Here are top tips for bouncing back:
- 1.Take a deep breath
Stress and panic are dangerous side-effects of losing a trade and depending on the amount, it can be a traumatic experience.
You might feel tempted to get back the market and recoup your losses as soon as possible. It’s tempting to rectify the problem, but this kind of panic buying/selling could result in an even greater loss. A $300 loss can quickly turn into a $1500 losing streak.
The best thing you can do at the moment is taking a deep breath and relax. As long as your capital there’s always be a way to rebuild your portfolio. A single bad trade doesn’t spell the end of your online trading career.
Always fund a trade with money you can afford to lose. This way, if you incur a loss, it will be less harmful to you.
2 Learn from Your Mistakes
After such an ordeal, it’s easy to want to give up but this won’t help you become a better trader. An important part of trading is not repeating the same mistakes. Once you have had time to calm down, go back to the trading platform and examine the trade in your activity log. This way you could work out where you might have gone wrong and adapt accordingly.
Make sure that you ask yourself the following questions:
Did you overfund your trade?
Did you set appropriate Stop Loss and Take Profit limits?
Did you rush to make your trade?
What was the source of your trading information?
3 Never stop learning
The best traders don’t have some supernatural talent to make great trades, they learn from their mistakes and have a good trading strategy.
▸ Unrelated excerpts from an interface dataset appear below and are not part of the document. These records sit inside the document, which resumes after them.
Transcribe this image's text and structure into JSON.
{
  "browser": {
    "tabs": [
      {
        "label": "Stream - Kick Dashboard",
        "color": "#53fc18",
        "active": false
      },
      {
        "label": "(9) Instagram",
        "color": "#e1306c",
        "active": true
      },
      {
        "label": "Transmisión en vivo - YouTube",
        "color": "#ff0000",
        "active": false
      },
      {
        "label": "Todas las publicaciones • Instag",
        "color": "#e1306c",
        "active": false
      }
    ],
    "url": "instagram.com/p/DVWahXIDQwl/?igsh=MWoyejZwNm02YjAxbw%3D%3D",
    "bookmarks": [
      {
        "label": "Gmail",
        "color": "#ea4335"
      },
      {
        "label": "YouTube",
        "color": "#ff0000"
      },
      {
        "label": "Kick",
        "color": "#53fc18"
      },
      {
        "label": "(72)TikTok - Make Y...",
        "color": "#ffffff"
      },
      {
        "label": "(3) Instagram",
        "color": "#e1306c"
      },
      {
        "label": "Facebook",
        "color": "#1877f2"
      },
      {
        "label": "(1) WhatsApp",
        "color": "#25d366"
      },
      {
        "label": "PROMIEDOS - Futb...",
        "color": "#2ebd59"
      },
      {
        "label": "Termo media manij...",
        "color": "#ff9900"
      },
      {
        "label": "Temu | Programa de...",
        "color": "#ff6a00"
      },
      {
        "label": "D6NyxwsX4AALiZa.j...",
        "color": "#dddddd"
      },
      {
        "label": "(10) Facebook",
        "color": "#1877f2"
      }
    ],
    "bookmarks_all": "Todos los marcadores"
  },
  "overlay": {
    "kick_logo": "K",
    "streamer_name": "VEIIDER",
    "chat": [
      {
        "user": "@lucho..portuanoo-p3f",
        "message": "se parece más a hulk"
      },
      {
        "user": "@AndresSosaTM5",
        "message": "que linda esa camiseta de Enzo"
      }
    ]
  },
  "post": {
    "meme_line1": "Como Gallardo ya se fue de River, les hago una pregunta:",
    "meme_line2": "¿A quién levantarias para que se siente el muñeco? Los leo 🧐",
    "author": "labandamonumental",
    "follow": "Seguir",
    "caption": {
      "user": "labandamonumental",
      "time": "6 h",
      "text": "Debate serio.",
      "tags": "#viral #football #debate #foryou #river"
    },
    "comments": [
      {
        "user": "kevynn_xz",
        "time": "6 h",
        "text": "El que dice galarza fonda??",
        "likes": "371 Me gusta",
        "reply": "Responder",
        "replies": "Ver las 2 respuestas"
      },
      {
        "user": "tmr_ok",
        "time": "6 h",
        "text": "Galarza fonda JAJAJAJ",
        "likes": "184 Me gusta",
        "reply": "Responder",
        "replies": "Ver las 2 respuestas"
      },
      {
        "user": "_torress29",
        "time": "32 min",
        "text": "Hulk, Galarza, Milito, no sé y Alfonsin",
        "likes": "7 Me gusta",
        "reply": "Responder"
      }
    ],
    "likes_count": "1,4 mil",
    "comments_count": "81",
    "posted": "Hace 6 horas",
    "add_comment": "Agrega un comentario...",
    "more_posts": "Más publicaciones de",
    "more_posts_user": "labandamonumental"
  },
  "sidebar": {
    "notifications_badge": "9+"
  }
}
If you’re unsure as to where you went wrong, consult an expert. In this case, CMTrading is always ready to help our clients with excellent trading conditions and advice. You can also attend our weekly webinars and discover amazing trading techniques.
4 Develop a trading strategy
Being a trader is all about taking calculated risks. There’s no guarantee that things will go your way but allowing fear to control your career will only lead to failure. Trading is a skill and as such will need time and dedication to growing. The more time you spend learning and developing your trading strategy, the more profit opportunities will occur.
5 Diversify your portfolio
There is an adage that says, “don’t put all your eggs in one basket”. This directly applies to trading. Oil investors lost millions in 2020 due to the pandemic whereas Gold traders saw record highs in the same year. This all changed in 2021, as oil is resurgent, and gold is a far cry off its highs seen in 2020. Now consider what your portfolio would look like if you invested in both. Having a diversified portfolio means more opportunities for profits as well as minimizing your risk should one or more sectors, you’re investing in suffer disaster. If gold tumbles, you can profit from climbing oil prices and vice versa.